HandleAlert allows the developer to propagate information across chains. Note that up until now, bots operated on a scan node which is tied to a chain. Even with the ability to retain state over a set of transactions and blocks, it was difficult to obtain visibility across multiple chains and implement logic based on what happens across chains. With handleAlert, this is now possible and opens up opportunities to identify threat conditions that emerge when inspecting transactions across multiple chains. A clear use case relevant to the area of threat detection is bridges. With handleAlert, it is now possible to monitor two sides of the bridge by subscribing to bots that monitor deposits and withdrawals across the multiple chains (the AlertEvent contains the chain_id property to assess from what chain the alert came from).

Hierarchical Bots

As described above, HandleAlert unlocks modular design on the Forta Network to reuse code and build on top of existing bots. Code reuse is only one advantage of this approach. The ability to refine detection logic can be very powerful when combining alerts to increase precision/recall. If a bot could consume a broad range of alerts, it could then group them by common EOAs and emit a highly precise alert if multiple alerts have been observed. Attack Detector V2 implements this logic.

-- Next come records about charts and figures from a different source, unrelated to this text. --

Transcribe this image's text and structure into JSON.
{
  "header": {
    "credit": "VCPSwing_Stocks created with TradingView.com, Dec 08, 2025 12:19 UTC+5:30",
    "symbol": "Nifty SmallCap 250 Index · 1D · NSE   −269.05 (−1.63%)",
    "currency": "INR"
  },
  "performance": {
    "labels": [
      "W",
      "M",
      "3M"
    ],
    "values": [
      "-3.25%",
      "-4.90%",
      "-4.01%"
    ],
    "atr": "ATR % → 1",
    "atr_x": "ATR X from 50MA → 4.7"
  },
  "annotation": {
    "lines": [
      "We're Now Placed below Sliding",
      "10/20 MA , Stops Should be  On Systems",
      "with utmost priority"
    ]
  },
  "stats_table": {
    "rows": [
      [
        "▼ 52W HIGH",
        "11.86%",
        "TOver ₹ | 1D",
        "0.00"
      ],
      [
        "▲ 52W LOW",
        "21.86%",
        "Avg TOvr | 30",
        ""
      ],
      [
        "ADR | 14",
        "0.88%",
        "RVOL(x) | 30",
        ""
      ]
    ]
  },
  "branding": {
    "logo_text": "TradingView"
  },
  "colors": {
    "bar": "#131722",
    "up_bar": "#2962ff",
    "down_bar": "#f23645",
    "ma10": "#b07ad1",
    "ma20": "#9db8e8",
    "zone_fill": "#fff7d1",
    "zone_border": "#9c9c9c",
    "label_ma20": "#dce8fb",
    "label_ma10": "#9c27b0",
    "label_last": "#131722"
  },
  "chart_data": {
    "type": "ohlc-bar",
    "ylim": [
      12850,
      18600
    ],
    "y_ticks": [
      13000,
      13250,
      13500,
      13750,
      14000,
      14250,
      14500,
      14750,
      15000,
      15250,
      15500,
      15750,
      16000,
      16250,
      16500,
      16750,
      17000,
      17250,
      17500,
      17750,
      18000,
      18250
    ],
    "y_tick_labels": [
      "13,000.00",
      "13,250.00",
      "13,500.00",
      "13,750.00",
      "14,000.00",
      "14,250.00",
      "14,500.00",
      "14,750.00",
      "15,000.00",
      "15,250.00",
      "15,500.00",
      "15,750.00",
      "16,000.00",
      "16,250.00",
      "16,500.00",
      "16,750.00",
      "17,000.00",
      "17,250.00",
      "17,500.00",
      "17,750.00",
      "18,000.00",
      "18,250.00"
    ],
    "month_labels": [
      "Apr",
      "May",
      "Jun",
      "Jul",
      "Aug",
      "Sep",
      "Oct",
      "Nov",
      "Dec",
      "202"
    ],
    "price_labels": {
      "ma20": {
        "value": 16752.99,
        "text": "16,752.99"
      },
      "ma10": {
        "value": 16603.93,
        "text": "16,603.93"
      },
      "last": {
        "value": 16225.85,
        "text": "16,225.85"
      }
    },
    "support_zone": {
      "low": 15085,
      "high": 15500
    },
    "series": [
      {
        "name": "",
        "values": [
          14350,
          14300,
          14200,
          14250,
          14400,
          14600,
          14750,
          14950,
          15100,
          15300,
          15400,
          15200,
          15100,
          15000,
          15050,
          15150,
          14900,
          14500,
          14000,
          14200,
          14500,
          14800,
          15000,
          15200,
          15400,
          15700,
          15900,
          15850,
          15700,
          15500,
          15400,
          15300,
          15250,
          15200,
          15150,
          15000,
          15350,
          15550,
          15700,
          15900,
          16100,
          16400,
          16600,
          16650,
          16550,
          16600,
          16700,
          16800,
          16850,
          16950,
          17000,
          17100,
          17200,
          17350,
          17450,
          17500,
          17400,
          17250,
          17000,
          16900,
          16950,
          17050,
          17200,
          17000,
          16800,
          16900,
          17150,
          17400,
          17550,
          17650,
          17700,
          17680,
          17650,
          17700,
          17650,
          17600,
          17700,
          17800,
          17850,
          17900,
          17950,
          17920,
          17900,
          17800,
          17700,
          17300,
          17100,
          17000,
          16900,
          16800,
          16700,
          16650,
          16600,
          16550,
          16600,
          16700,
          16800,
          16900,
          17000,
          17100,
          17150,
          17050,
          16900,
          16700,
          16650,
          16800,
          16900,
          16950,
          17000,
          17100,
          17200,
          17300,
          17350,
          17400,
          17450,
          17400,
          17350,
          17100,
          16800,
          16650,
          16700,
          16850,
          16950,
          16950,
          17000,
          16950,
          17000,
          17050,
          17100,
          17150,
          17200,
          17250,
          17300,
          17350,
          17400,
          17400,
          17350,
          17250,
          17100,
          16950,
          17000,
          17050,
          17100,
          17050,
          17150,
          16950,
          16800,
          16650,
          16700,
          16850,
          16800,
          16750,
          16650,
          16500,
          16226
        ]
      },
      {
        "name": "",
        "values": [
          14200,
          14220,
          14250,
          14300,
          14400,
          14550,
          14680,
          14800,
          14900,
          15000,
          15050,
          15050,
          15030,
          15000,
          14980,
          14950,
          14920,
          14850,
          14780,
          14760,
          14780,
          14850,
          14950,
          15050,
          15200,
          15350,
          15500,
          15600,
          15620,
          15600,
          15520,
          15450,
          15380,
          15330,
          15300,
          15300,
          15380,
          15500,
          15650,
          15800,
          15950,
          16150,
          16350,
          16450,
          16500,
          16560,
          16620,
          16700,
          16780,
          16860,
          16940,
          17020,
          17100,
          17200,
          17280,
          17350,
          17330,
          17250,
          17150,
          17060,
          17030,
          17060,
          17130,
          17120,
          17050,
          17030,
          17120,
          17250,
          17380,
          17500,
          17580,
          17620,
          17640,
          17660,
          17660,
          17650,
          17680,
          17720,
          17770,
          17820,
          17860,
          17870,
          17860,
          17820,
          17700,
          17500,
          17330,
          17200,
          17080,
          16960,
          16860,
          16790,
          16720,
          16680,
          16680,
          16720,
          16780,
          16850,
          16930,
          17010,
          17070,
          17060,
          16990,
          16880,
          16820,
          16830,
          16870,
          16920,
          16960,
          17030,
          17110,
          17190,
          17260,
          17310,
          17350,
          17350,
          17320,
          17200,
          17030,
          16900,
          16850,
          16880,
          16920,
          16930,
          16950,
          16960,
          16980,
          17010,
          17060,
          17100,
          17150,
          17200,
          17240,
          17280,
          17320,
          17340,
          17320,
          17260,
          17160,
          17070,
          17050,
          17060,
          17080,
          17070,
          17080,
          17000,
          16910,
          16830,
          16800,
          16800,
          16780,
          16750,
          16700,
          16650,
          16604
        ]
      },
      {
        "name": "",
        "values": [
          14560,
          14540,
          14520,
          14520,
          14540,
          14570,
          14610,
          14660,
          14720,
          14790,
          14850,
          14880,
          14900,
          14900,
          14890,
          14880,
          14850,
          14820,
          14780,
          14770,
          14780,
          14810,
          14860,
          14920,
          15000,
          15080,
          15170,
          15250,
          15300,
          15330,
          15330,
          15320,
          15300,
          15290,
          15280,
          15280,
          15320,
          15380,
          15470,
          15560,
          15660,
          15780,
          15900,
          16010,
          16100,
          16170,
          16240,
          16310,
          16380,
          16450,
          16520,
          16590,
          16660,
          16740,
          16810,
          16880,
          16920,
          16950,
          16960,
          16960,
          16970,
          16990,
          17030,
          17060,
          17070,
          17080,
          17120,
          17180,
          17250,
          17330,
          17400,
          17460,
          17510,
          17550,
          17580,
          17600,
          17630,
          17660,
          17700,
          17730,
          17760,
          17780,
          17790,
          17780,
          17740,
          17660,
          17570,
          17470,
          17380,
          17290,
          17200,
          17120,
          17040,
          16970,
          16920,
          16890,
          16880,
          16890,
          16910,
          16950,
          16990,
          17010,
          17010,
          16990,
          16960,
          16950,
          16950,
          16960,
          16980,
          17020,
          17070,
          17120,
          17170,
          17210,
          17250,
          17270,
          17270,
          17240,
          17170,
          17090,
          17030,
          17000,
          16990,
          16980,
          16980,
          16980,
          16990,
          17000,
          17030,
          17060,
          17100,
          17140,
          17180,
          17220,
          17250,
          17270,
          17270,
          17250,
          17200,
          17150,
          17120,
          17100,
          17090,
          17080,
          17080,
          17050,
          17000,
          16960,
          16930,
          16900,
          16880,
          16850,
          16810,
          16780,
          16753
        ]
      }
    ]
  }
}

Further, it enables powerful modular clustering logic that can be utilized in a bot. For instance, the Entity Clustering Bot emits alerts when addresses seem to be controlled by the same person. A subscriber can utilize this information to treat multiple addresses as one and the same when processing emitted alerts.

False Positive logic

False positives are an unfortunate reality in the area of threat detection. A bot developer usually implements some false positive mitigation logic in their bot. For example, a bot developer could ignore alerts from addresses that are older and have a transaction count above a certain threshold. With the handleAlert functionality, this now can be modularized in dedicated FP mitigation bots that emit an alert once an EOA has been deemed safe. A bot that identifies malicious behavior can subscribe to these FP mitigation bots to filter alerts prior to emitting a finding. This allows specialization of bot developers to focus on FP mitigation and threat detection. Today, there are several bots that implement FP mitigation logic: Positive Reputation, MEV account, and Victim Identification Bot


The new handleAlert functionality is a powerful addition to the Forta Network. It enables modular threat detection design allowing bot developers to specialize and build detection logic leveraging each other’s contributions to the network. It creates efficiencies through code reuse as well as unlocking new use cases that previously were not possible, such as cross-chain bridge monitoring.

Take a look at the handleAlert documentation. When developing a detection bot, think about the high level components a bot requires and deconstruct your bot into reusable components. Take a look at which bots already exist on the network through the bot search page to see which logic you could leverage. This can and will speed up the development of your own Forta detection bots. By enabling modular functionality in bots, the Forta community is brought closer together, allowing for the further decentralization and development of cutting edge threat detection systems.